Diffamation, Responsabilité civile, Responsabilité policière

La responsabilité civile des organisations policières dans leurs communications publiques

Procureur général du Québec c. Celik, 2023 QCCA 1590

La Cour d’appel vient de confirmer un jugement de la Cour du Québec qui condamne le Procureur général du Québec à payer la somme de 30,000$ à la famille d’un défunt suite à une intervention policière.

Or, ce ne sont pas les agissements des policiers impliqués dans l’intervention qui sont ici en cause, mais plutôt la publication d’un communiqué de presse par le Bureau des enquêtes indépendantes (le «BEI»).

Qu’est-ce que le BEI? Il s’agit d’un corps de police spécialisé créé en vertu de la Loi sur la police. Il a notamment comme mission de faire enquête lorsqu’une personne décède ou subit une blessure grave lors d’une intervention policière.

Une fois l’enquête terminée, le BEI doit transférer son dossier au DPCP (et, dans le cas sous étude, au coroner) qui pourra alors déterminer que des accusations pénales doivent être déposées contre le ou les policiers impliqués.

Ainsi, il est important de comprendre que le rôle du BEI n’est pas de déposer des accusations, mais plutôt de rédiger un rapport factuel au DPCP.

La situation en litige

Les parents de M. Celik contactent les policiers car ce dernier est en crise et agressif. Lors de l’intervention policière, les policiers doivent utiliser la force afin de maîtriser M. Celik. Il décèdera peu après l’intervention.

Selon les parents de M. Celik, une force inutile et déraisonnable a été utilisée lors de l’intervention. Selon les policiers, M. Celik était agressif et ils devaient utiliser la force afin d’assurer leur sécurité.

Finalement, selon la pathologiste, le décès serait lié à une consommation simultanée d’alcool, de médicaments et de drogues.

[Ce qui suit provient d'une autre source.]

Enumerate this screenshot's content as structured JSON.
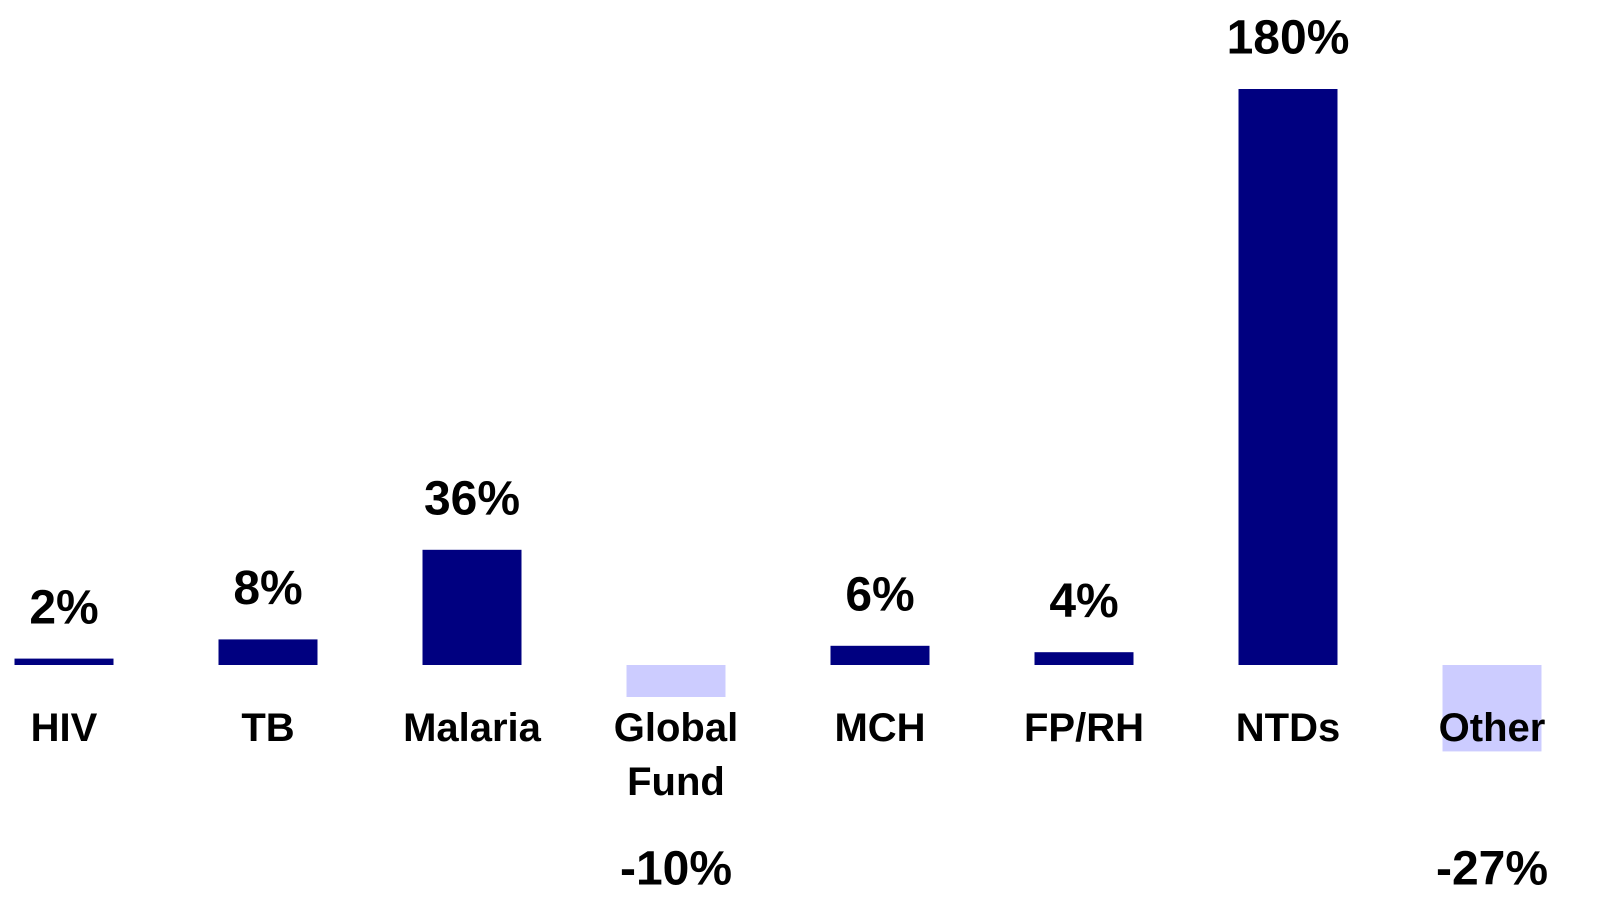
{
  "chart_data": {
    "type": "bar",
    "categories": [
      "HIV",
      "TB",
      "Malaria",
      "Global Fund",
      "MCH",
      "FP/RH",
      "NTDs",
      "Other"
    ],
    "values": [
      2,
      8,
      36,
      -10,
      6,
      4,
      180,
      -27
    ],
    "value_labels": [
      "2%",
      "8%",
      "36%",
      "-10%",
      "6%",
      "4%",
      "180%",
      "-27%"
    ],
    "colors": [
      "#000080",
      "#000080",
      "#000080",
      "#ccccff",
      "#000080",
      "#000080",
      "#000080",
      "#ccccff"
    ],
    "ylim": [
      -60,
      200
    ]
  }
}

Suite à son enquête, le BEI publie un communiqué de presse. Celui-ci décrit ainsi les évènements :

À l’intérieur de la résidence, Koray Kevin Celik, un homme de 28 ans, est agressif envers les policiers et n’obtempère pas à leurs ordres. Une policière tente de le maitriser, notamment avec son bâton télescopique, en vain. Les trois autres policiers amènent au sol l’homme qui résiste. Une fois par terre, ils réalisent rapidement que le sujet est maintenant inconscient et ne constatent aucun pouls.

Selon le jugement de première instance, cette description des évènements est fautive puisqu’elle ne relate que la version policière des évènements. La Cour d’appel confirme ainsi le jugement de la Cour du Québec.

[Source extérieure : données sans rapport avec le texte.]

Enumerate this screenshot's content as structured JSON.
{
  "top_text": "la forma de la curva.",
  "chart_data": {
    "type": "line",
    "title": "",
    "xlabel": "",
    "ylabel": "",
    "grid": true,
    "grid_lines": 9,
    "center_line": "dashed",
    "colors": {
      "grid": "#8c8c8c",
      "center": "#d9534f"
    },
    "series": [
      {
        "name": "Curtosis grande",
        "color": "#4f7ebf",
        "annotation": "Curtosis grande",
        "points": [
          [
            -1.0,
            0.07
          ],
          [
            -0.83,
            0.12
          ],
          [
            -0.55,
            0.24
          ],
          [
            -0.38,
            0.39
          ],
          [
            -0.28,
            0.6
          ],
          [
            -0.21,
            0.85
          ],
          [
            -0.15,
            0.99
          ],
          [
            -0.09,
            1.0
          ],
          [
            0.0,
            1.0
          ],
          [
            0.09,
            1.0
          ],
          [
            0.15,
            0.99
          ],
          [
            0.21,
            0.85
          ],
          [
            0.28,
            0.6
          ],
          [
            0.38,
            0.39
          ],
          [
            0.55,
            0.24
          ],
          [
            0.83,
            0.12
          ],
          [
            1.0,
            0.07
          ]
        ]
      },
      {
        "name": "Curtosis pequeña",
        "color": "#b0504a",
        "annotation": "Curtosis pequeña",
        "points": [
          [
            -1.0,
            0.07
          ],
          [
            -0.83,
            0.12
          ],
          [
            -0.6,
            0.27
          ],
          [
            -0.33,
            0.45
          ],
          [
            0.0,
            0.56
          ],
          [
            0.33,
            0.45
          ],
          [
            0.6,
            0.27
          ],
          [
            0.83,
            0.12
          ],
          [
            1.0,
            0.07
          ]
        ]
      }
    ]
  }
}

[31] Au Québec, c’est le poursuivant public, en l’occurrence le DPCP, non la police, qui a la responsabilité de porter les accusations criminelles. Le BEI est un corps policier spécialisé, non pas un poursuivant public. Une fois son enquête achevée, le BEI transmet son dossier d’enquête au directeur des poursuites criminelles et pénales qui verra, ou non, à déposer des accusations contre un ou des policiers en lien avec l’incident.

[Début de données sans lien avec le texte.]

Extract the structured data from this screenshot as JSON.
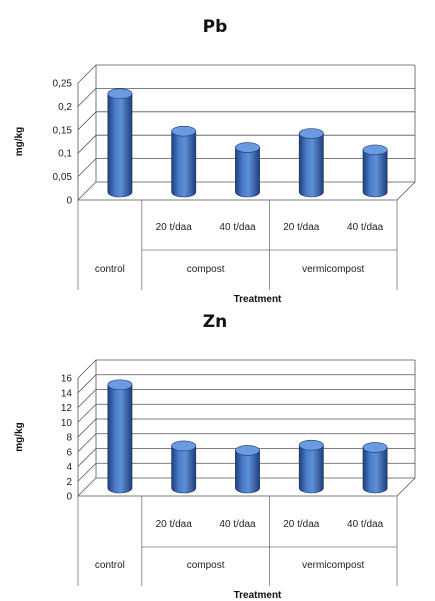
{
  "chart_data": [
    {
      "type": "bar",
      "title": "Pb",
      "xlabel": "Treatment",
      "ylabel": "mg/kg",
      "ylim": [
        0,
        0.25
      ],
      "yticks": [
        "0",
        "0,05",
        "0,1",
        "0,15",
        "0,2",
        "0,25"
      ],
      "groups": [
        {
          "label": "control",
          "subcategories": [
            ""
          ]
        },
        {
          "label": "compost",
          "subcategories": [
            "20 t/daa",
            "40 t/daa"
          ]
        },
        {
          "label": "vermicompost",
          "subcategories": [
            "20 t/daa",
            "40 t/daa"
          ]
        }
      ],
      "categories": [
        "control",
        "compost 20 t/daa",
        "compost 40 t/daa",
        "vermicompost 20 t/daa",
        "vermicompost 40 t/daa"
      ],
      "values": [
        0.21,
        0.13,
        0.095,
        0.125,
        0.09
      ],
      "color": "#3E6DB5",
      "grid": true
    },
    {
      "type": "bar",
      "title": "Zn",
      "xlabel": "Treatment",
      "ylabel": "mg/kg",
      "ylim": [
        0,
        16
      ],
      "yticks": [
        "0",
        "2",
        "4",
        "6",
        "8",
        "10",
        "12",
        "14",
        "16"
      ],
      "groups": [
        {
          "label": "control",
          "subcategories": [
            ""
          ]
        },
        {
          "label": "compost",
          "subcategories": [
            "20 t/daa",
            "40 t/daa"
          ]
        },
        {
          "label": "vermicompost",
          "subcategories": [
            "20 t/daa",
            "40 t/daa"
          ]
        }
      ],
      "categories": [
        "control",
        "compost 20 t/daa",
        "compost 40 t/daa",
        "vermicompost 20 t/daa",
        "vermicompost 40 t/daa"
      ],
      "values": [
        14,
        5.7,
        5.1,
        5.8,
        5.5
      ],
      "color": "#3E6DB5",
      "grid": true
    }
  ]
}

[32] En l’espèce, le juge pouvait raisonnablement conclure que le BEI a commis une faute en publiant un communiqué qui dénote un manque d’impartialité : (1) la preuve était contradictoire quant aux actions des policiers lors de l’intervention ayant mené au décès de Koray; (2) le BEI devait recueillir «des témoignages, des faits et des éléments lui permettant de reconstituer l’événement dans ses moindres détails et les consigne[r] fidèlement dans un dossier» afin que le DPCP puisse évaluer l’opportunité de déposer des accusations; le BEI prend publiquement position à la suite de son enquête, concluant qu’elle « démontre les faits suivants »; (3) ce faisant, le communiqué du 9 août 2018 ne retient que la version policière des événements, ce qui lui confère l’apparence d’un biais; (4) d’une certaine façon, le BEI usurpe le rôle du DPCP ou, à tout le moins, l’empêche de jouer adéquatement son rôle, puisque celui-ci pouvait demander un complément d’enquête susceptible de modifier les conclusions du rapport et avait pour mandat de déterminer si des accusations criminelles devaient être portées contre les policiers.

La condamnation en dommages de 30,000$ est donc confirmée. Évidemment, ces dommages sont uniquement en lien avec la publication du communiqué de presse et non en lien avec l’intervention policière ou le décès de M. Celik.

Les leçons

Ce n’est pas la première fois qu’une organisation policière est condamnée à payer des dommages suite à des communications publiques fautives. Nous avons notamment recensé les cas suivants :

Compte tenu du rôle particulier des organisations policières, celles-ci doivent demeurer particulièrement sobres et circonspectes dans leurs communications publiques. Même si l’intervention policière n’est pas elle-même fautive, une faute et des dommages distincts pourraient découler de ses communications publiques.